Registered: 1111231301 Posts: 11
Reply with quote #1
I've been told by some that corny kegs don't need to be primed at all.. Others advocate a 1/4 cup priming sugar for a 5-gallon keg. Promash even calls for 3/4 of a cup for most 5-gallon batches.
I've done it both ways- the non-primed kegs seem to take longer to condition or become drinkable. There were times I thought the 3/4 cup was too much judging by the amount of foaming taking place. I have some Pale Ale I'm kegging Tuesday. I'll likely experiemnt with 1/4 cup of priming sugar at that time. So let's hear your thoughts on priming sugar in corny kegs.. Yeay or Nay??
Registered: 1154474252 Posts: 4
Reply with quote #2
I would not reccomend this as you restart fermentation and get hard to clean growth in your long corni keg tube. I used to ferment in cornis and ended up with hard to find contamination/phenolics.
Registered: 1176161762 Posts: 1
Reply with quote #3
I dont claim to be an expert, or particularly experienced with kegging...but my brew supplier <Doug of Just Brew It in Fayetteville, GA> recommended that I do so. Rather than natually carbonate the batch, my plan was to force carbonate. I've done it several times now with nothing but positive results.
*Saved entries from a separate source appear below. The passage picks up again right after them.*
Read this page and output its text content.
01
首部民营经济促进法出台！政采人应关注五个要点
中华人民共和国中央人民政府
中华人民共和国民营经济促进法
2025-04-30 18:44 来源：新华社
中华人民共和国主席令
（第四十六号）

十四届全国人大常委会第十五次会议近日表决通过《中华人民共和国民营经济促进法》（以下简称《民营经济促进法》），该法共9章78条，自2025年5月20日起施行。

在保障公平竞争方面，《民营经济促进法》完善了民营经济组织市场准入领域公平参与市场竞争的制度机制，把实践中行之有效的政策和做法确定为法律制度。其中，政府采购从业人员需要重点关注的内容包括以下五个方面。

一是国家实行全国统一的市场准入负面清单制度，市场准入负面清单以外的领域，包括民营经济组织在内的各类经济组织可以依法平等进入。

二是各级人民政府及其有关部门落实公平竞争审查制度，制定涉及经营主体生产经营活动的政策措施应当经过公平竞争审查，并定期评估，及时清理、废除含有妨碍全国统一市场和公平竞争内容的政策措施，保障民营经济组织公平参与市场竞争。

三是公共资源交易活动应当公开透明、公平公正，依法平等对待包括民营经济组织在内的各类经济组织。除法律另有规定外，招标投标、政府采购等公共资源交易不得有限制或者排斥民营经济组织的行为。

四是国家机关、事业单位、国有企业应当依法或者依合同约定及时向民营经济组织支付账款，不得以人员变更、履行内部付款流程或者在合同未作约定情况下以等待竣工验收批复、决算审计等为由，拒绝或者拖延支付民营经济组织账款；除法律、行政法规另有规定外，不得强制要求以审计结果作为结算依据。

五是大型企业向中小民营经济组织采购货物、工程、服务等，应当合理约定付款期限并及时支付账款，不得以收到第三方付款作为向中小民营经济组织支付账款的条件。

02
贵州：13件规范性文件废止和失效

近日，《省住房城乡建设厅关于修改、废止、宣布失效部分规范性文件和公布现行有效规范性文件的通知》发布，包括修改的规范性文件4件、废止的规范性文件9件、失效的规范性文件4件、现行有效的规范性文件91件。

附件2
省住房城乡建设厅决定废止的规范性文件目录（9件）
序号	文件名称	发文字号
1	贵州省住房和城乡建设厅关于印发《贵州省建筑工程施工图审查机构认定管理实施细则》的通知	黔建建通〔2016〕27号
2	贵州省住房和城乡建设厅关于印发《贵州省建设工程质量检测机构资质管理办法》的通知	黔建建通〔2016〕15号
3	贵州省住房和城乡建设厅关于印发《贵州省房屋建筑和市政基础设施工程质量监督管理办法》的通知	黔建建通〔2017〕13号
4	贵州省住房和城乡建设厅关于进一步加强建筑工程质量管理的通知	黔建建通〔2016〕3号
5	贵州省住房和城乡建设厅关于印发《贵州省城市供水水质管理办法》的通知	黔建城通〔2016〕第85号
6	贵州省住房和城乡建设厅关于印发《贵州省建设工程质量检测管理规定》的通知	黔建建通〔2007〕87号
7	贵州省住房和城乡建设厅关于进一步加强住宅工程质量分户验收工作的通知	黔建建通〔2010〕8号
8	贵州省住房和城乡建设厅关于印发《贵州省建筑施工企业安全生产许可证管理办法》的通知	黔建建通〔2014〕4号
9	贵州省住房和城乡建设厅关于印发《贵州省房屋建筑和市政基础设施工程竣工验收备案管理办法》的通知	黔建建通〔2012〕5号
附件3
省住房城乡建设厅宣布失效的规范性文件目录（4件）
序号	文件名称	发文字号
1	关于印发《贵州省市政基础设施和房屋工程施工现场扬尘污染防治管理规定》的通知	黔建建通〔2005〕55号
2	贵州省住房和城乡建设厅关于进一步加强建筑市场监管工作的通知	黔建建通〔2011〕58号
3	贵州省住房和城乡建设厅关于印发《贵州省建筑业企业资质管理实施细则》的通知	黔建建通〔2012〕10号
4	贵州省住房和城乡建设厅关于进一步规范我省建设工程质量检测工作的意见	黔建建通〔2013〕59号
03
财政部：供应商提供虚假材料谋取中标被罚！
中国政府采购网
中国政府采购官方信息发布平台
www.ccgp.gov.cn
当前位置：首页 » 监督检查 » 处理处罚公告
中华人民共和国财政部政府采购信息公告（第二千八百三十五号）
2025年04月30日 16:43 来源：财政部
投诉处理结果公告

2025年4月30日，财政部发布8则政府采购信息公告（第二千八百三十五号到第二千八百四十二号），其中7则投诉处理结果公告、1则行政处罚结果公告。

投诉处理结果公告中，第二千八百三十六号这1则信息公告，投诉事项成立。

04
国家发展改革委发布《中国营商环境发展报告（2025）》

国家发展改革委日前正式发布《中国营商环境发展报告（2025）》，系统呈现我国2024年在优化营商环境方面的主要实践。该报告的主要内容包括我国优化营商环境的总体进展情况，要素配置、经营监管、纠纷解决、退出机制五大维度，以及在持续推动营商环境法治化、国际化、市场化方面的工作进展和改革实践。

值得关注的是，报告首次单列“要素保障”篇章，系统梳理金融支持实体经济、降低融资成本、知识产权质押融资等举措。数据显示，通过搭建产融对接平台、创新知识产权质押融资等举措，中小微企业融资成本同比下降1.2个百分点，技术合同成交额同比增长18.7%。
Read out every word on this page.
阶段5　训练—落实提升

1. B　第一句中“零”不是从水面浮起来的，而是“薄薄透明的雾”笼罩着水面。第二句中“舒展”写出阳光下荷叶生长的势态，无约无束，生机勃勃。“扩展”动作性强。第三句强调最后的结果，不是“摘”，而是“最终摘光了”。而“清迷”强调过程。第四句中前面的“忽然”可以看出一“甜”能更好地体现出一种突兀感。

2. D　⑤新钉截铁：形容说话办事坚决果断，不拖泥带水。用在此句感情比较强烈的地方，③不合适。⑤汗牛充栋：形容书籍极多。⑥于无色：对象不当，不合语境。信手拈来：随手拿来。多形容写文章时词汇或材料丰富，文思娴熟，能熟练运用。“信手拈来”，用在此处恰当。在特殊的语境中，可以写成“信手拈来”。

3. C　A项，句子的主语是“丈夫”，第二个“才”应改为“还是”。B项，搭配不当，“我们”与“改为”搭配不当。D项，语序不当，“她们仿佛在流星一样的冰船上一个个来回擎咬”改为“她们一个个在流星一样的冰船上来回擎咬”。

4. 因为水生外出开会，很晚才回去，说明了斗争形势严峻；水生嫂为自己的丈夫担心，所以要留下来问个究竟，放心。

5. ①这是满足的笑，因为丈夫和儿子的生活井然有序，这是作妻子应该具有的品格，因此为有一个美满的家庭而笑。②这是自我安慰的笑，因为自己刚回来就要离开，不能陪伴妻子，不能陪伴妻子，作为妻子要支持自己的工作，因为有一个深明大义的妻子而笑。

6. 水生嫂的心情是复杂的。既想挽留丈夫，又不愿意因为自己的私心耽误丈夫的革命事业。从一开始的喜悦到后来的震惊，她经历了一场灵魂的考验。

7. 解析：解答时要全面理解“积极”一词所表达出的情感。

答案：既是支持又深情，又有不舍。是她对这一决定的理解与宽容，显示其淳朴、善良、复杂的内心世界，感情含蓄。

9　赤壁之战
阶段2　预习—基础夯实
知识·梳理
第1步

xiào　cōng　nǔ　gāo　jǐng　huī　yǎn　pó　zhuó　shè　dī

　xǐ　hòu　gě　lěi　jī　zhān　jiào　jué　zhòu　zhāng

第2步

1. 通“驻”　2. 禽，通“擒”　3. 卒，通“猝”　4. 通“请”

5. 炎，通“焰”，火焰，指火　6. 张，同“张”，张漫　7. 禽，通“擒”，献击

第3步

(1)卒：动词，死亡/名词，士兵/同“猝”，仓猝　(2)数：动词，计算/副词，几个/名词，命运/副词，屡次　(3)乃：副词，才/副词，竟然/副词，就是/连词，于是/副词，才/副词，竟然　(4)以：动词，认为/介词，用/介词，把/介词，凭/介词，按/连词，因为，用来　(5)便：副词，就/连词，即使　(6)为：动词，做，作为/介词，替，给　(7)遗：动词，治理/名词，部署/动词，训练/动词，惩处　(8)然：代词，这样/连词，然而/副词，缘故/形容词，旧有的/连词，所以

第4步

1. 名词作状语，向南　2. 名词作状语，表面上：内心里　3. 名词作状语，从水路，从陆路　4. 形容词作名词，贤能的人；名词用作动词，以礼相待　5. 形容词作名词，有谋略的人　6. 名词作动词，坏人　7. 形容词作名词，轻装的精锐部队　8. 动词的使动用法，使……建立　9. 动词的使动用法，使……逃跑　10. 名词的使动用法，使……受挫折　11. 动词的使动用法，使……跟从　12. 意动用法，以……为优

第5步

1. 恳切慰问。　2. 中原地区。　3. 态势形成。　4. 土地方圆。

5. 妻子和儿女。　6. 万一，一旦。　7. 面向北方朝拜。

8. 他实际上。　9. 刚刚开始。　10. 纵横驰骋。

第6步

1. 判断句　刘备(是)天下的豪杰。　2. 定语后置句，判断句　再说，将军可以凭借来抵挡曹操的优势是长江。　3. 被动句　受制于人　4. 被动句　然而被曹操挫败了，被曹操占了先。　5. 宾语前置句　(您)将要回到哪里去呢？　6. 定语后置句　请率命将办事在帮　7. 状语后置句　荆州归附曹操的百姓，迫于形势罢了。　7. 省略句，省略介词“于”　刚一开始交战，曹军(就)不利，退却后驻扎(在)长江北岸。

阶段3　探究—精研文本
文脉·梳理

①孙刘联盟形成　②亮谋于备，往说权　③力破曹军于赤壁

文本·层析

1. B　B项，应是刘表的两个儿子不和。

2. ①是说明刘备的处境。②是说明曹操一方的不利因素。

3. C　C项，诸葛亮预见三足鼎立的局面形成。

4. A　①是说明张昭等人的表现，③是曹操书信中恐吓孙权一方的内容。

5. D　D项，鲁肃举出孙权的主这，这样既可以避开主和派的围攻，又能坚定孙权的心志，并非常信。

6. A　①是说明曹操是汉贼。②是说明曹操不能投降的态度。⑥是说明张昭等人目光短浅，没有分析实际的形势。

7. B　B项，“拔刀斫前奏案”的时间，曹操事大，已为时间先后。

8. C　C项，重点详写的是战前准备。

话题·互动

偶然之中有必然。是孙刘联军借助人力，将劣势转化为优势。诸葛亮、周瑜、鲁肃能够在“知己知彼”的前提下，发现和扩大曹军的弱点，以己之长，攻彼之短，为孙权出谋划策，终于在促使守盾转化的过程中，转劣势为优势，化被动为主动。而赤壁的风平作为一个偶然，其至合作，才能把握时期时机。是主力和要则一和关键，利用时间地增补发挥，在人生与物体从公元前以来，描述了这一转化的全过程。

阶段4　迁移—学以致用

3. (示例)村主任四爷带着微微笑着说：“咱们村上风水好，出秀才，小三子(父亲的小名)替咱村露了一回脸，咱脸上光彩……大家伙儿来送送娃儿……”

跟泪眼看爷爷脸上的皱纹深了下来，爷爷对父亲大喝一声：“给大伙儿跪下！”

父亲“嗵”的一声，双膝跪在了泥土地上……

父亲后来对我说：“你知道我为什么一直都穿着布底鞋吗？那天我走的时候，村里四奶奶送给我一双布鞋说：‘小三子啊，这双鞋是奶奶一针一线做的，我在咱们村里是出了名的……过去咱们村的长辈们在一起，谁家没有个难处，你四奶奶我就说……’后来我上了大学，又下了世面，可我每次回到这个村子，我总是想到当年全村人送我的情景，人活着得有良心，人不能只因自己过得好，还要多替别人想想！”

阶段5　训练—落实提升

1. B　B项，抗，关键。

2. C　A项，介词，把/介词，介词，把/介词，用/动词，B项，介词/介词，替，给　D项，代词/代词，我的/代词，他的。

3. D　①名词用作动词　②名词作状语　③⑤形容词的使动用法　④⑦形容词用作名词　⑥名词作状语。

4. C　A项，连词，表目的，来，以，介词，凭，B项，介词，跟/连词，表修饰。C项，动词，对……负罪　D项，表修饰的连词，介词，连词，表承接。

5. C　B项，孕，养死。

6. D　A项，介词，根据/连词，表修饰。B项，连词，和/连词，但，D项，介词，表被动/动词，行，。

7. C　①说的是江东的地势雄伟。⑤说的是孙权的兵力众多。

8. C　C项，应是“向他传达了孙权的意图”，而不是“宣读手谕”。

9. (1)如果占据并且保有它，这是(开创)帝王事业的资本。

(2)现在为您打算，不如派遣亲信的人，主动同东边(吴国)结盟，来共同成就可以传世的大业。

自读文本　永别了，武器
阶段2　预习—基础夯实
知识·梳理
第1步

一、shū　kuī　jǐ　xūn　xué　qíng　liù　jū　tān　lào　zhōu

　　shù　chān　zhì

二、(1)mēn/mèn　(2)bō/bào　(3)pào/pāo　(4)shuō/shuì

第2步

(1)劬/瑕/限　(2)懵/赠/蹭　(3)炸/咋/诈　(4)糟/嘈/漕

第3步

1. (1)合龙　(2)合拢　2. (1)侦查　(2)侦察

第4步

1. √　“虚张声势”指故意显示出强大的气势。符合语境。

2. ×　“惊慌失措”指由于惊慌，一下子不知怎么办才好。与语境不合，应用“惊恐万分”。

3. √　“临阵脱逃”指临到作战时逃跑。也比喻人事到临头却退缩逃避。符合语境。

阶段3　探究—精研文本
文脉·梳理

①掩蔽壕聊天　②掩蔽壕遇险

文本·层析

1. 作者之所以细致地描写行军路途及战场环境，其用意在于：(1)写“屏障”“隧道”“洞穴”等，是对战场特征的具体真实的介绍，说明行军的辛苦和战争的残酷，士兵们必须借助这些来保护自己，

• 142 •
Registered: 1182721472 Posts: 2
Reply with quote #4
The terms "natural" and "force" are often misunderstood. CO2 is CO2 no mater what the source. And whether you use CO2 from a tank or let yeast and sugar in a sealed container carbonate your beer makes no difference.
As for using priming sugar in corny kegs... there really is no reason to unless you are dispensing by some means other than a tank of CO2.